Varieties of Boolean inverse semigroups

TL;DR

This paper characterizes the structure and classification of varieties of Boolean inverse semigroups, called biases, linking them to varieties of groups and providing decidability and structural results.

Contribution

It fully describes the varieties of biases in terms of group varieties, including their residual finiteness, the structure of proper varieties, and a correspondence with sequences of group varieties.

Findings

Every free bias is residually finite.

The word problem for free biases is decidable.
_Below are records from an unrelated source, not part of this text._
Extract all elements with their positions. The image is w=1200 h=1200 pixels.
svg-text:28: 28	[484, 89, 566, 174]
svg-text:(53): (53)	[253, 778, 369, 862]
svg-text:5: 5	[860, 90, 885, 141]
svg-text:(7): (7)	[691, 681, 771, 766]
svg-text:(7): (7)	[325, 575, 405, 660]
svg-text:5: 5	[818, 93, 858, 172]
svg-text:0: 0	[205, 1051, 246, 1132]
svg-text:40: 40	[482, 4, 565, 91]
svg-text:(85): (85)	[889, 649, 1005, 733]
Proper varieties of biases contain a largest finite symmetric inverse semigroup.

Abstract

In an earlier work, the author observed that Boolean inverse semi-groups, with semigroup homomorphisms preserving finite orthogonal joins, form a congruence-permutable variety of algebras, called biases. We give a full description of varieties of biases in terms of varieties of groups: (1) Every free bias is residually finite. In particular, the word problem for free biases is decidable. (2) Every proper variety of biases contains a largest finite symmetric inverse semigroup, and it is generated by its members that are generalized rook matrices over groups with zero. (3) There is an order-preserving, one-to-one correspondence between proper varieties of biases and certain finite sequences of varieties of groups, descending in a strong sense defined in terms of wreath products by finite symmetric groups.